Given a future calendar date, the Gas Well application itself can perform a forecast of the projected production volume on that date, as well the total production since the startup of the well up to that date, for each well or group of wells.

Those forecasted volumes can then be exported out to NextGen models, Excel, or any other application or database.

This information can be used by Producers to estimate and forecast gas well production, and by Midstream pipeline companies to forecast flow rates coming from nodes and meters connected to one or more gas wells.

The decline coefficients that are derived can also be imported into the Facility Library of a NextGen model, so that the NextGen hydraulic model itself can perform the same forecasts based on the simulation time for all of the wells that are in the model.

In Steady State simulations, the well forecasts use the simulation datetime to calculate current production and cumulative production, and well decline can also be modeled in transient. However Sequential is the most useful simulation type to use for well analysis since the time frame is more in line with well decline time periods. For example, a user might use a 10 year simulation to model the decline of the wells in a field over time. Well Decline is also supported in the Transient Predictive section for shorter time periods.

By easily importing an Excel spreadsheet containing the historical values for each of the gas well flows, the application will plot the curves associated with each of the wells as they had performed over that time. You may be looking for a simple Exponential decline, or more likely the Harmonic, Hyperbolic for ARPS equations or the PLE equation.

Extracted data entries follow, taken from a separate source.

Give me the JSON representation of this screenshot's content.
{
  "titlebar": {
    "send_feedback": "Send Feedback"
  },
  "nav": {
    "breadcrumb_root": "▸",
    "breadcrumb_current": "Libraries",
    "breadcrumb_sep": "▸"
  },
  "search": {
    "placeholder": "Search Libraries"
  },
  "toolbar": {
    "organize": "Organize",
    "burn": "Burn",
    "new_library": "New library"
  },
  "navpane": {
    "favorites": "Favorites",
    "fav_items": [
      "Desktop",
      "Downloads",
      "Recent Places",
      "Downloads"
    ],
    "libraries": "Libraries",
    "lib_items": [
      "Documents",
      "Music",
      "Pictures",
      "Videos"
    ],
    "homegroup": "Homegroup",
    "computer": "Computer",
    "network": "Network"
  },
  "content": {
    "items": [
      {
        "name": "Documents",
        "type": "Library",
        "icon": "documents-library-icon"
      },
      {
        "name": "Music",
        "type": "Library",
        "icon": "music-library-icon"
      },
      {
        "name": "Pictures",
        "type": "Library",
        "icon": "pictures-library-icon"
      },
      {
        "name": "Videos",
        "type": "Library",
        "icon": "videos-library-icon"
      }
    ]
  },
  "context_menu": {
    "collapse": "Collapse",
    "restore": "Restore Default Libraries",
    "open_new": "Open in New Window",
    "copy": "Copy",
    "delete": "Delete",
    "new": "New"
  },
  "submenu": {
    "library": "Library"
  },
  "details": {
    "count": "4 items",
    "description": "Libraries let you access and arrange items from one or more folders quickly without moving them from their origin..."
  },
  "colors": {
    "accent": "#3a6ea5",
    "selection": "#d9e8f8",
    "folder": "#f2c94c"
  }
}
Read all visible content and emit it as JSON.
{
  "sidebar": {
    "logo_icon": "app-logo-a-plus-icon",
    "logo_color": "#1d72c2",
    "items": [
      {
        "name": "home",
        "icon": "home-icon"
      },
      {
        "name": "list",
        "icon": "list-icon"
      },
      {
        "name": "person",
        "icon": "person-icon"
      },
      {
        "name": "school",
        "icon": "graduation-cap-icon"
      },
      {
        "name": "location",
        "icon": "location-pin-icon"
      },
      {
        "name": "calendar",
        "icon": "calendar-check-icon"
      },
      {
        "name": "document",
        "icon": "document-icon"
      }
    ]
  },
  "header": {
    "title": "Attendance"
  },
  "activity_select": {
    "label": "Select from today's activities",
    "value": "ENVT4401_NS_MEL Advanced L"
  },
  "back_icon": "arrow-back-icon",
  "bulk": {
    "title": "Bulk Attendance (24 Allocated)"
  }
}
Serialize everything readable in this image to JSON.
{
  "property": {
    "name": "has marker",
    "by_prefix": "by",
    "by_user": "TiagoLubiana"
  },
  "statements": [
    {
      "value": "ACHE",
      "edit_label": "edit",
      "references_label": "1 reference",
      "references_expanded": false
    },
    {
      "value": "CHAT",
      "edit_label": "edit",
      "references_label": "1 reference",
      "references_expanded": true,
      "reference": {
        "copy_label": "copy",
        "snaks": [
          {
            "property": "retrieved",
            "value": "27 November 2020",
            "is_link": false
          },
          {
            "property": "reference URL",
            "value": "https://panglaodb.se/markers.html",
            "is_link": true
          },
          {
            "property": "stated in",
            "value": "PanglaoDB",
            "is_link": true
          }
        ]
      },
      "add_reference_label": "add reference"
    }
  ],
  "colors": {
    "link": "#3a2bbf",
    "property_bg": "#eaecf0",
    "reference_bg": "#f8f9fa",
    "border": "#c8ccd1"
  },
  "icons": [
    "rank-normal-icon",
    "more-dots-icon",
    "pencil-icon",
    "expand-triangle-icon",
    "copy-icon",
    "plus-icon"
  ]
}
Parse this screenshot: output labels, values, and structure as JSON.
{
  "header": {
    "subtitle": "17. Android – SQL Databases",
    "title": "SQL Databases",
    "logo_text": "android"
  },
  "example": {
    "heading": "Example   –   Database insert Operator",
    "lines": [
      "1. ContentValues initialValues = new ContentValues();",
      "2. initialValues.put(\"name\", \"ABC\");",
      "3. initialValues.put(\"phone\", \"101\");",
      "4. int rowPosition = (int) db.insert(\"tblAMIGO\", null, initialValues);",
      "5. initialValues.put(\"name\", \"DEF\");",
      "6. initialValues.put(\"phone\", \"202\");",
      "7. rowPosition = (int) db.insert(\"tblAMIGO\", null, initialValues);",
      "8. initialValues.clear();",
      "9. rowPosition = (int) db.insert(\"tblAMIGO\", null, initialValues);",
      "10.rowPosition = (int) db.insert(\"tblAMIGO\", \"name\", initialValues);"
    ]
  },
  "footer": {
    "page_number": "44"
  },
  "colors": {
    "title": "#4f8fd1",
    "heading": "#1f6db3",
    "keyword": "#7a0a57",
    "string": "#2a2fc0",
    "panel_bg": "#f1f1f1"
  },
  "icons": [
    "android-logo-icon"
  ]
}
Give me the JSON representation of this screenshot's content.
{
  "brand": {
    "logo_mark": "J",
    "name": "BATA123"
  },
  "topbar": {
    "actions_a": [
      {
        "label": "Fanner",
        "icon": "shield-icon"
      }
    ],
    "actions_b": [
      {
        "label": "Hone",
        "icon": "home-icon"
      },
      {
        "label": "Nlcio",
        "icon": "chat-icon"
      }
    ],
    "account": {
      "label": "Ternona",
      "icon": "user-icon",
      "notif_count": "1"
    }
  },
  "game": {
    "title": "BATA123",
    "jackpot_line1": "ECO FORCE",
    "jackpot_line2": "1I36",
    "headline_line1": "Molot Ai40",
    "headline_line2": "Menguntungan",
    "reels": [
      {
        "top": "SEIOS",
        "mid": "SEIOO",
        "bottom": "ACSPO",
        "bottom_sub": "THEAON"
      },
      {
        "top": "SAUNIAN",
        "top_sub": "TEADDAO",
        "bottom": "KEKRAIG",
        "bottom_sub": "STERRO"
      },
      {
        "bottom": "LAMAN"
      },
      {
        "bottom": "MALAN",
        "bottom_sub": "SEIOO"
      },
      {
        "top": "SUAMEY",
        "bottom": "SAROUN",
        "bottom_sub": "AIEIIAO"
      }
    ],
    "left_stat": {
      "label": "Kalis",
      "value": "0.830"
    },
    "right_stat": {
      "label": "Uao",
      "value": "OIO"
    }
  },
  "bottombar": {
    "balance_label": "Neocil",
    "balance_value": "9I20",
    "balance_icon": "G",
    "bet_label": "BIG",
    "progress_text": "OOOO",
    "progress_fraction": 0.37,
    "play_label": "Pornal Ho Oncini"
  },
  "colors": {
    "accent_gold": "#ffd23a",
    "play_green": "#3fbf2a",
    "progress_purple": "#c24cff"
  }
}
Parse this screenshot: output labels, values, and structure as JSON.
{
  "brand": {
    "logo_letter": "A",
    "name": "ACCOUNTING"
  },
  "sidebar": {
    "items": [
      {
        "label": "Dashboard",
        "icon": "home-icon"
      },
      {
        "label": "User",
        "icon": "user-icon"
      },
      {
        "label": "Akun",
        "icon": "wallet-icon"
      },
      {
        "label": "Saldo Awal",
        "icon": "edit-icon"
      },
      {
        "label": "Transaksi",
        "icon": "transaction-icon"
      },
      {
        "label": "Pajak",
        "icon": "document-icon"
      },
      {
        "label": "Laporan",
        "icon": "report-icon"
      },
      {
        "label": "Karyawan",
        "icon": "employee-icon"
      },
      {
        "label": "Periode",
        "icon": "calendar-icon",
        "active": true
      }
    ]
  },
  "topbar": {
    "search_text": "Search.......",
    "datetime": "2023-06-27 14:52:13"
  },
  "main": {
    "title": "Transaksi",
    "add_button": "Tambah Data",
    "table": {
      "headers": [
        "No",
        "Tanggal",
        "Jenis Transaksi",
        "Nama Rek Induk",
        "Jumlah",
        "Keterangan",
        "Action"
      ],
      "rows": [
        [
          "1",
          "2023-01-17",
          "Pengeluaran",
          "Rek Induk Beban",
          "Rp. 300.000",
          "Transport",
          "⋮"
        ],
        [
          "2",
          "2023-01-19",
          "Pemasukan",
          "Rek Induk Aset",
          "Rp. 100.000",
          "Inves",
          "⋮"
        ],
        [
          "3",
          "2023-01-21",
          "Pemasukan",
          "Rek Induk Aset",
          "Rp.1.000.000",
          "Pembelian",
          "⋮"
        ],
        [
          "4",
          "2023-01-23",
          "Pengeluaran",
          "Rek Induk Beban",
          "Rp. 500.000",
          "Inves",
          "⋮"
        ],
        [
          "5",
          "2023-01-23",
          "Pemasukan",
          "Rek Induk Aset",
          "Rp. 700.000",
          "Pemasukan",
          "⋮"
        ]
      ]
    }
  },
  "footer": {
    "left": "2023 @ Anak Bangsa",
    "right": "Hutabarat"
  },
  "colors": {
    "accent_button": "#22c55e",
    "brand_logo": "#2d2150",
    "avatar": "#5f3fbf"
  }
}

The application will detect the most recent restart date of the well, or wells, based on the data, then fit the data using all three ARPS methods and the PLE method, suggesting which one is the best to use for each well or well group. The user can also auto generate all coefficients for all wells, as well as customize those wells that are hard to fit, by examining the data and manually adjusting the restart date, weight factors, and data filters.